Gjon Mili (born November 28, 1904 in Korça , Albania , †  February 14, 1984 in Stamford , Connecticut ) was an Albanian-American photographer.

Live and act

Mili came to the United States in 1923. He completed an electrical engineering degree at MIT (graduated in 1927) and worked from 1928 to 1938 as an engineer at Westinghouse Electric (lighting technology) in Cambridge (Massachusetts) . He taught himself photography. From 1939 (until the end of his life) he worked as a freelance photographer, especially for Life Magazine . In the same year he moved to New York. Many of his photos were published in Life, and he had several exhibitions in New York during his lifetime. For magazines, he photographed Pablo Casals in Prades in exile in France , Pablo Picasso in southern France (drawing with light), Adolf Eichmann in Jerusalem, Jean-Paul Sartre and Edith Piaf in Paris, Ireland and its residents. He also photographed Hollywood stars like Paul Newman (as well as the stills from the film Exodus ), sporting events like Joe Louis boxing matches , concerts, dance, theater, opera and musicals, sculpture and architecture (like in Florence and Venice). In the mid-1940s he was assistant to photographer Edward Weston .

Mili worked with Harold Edgerton from MIT from the 1930s on using very short flash pulses for high-speed photography . Outside of scientific applications, he was a pioneer in the use of stroboscopy and electronic flashlight, e.g. B. of dancers and sports ("stop action" photographs).

In jazz he is known for his short film Jammin 'the Blues (for Warner Brothers, Norman Granz was "Technical Director") from 1944, which he realized with Norman Granz and in which well-known jazz musicians such as Lester Young , Sweets Edison , Illinois Jacquet , Barney Kessel and Jo Jones perform. He himself was not at the camera (but Robert Burks ), but left his trademark in the techniques used (multiple images of the musicians, lighting of the dancers, etc.).

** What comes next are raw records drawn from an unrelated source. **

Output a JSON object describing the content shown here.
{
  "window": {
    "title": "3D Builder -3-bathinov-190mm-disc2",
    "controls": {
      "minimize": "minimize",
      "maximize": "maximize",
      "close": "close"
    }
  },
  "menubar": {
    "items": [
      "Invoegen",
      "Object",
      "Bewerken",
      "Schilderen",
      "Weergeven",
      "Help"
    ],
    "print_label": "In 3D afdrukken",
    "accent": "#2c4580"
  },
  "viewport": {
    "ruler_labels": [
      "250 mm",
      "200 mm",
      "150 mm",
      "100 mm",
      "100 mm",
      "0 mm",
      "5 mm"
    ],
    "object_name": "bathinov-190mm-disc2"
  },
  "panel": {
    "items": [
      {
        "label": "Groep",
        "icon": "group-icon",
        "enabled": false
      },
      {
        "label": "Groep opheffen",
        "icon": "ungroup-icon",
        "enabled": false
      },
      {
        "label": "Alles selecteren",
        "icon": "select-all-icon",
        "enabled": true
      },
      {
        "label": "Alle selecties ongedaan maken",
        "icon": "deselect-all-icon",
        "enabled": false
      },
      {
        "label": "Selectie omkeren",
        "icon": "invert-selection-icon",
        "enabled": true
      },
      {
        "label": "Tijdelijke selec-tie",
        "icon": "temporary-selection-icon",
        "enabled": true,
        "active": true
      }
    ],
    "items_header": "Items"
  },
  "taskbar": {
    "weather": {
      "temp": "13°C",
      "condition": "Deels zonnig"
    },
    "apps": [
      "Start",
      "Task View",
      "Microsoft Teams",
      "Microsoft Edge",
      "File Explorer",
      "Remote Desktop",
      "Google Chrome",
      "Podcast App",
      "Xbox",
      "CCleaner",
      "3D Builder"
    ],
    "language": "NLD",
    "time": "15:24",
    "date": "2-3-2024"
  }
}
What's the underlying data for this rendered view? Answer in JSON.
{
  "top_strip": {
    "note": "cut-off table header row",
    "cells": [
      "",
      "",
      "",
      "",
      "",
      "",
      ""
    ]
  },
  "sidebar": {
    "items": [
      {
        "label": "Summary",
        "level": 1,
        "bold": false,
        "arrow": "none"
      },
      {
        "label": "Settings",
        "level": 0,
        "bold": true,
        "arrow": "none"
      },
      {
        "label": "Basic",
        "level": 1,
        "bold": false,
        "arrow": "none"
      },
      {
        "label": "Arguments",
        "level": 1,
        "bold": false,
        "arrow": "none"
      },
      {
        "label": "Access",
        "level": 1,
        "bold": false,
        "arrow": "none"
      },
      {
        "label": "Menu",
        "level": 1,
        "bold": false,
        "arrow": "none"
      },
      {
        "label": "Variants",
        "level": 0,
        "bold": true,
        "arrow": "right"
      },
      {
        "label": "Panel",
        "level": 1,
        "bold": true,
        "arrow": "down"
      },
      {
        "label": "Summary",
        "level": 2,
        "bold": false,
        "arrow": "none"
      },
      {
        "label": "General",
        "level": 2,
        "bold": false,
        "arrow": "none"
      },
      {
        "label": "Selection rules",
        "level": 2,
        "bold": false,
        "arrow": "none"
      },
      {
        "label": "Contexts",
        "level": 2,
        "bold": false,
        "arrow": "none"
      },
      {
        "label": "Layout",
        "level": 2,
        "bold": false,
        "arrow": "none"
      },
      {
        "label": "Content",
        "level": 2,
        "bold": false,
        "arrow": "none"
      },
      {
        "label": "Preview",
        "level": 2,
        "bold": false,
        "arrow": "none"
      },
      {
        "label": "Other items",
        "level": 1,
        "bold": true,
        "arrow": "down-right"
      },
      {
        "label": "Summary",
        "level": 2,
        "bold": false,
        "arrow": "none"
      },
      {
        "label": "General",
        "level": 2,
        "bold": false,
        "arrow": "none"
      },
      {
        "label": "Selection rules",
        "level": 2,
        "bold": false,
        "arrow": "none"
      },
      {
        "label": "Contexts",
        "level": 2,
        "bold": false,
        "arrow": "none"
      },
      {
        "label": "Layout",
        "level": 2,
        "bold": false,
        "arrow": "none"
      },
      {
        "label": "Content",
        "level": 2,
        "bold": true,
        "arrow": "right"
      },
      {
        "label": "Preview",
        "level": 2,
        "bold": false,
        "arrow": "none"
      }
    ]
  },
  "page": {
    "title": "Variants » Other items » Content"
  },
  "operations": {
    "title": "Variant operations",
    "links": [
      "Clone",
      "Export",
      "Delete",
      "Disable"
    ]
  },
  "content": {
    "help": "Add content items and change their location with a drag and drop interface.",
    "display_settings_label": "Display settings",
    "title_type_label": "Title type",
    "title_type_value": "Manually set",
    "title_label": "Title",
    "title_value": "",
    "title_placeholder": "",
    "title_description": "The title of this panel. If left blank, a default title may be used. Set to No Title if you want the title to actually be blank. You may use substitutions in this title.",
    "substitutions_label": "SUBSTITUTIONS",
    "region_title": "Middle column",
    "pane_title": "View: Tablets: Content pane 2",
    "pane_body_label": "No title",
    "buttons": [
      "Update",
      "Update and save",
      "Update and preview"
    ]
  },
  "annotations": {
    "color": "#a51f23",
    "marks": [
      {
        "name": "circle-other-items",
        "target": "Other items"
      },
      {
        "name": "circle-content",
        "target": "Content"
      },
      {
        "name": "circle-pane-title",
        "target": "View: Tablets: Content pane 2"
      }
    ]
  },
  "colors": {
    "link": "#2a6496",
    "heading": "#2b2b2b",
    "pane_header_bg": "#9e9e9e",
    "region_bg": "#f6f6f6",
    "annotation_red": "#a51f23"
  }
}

Together with Granz he made the music film Improvisation (1950); In 1955 he also filmed Dave Brubeck and his quartet ( Stompin 'for Mili ).

Exhibition rooms of the museum in Mili's birthplace in Korça

Mili published several books with his photographs. A museum in the house where he was born is dedicated to his work and shows 240 of his photographs.

Literature (selection)

  • Gjon Mili Photographs and Recollections , New York Graphics Society, Boston, 1980, ISBN 0-8212-1116-1
  • Gjon Mili Homage to Picasso 1967
  • Gjon Mili The Magic of the Opera 1960

Web links

Individual evidence

  1. RTSH Korça: Gjon Mili, fotografi me famë botërore kthehet në shtëpi on YouTube , December 22, 2018, accessed on July 3, 2019.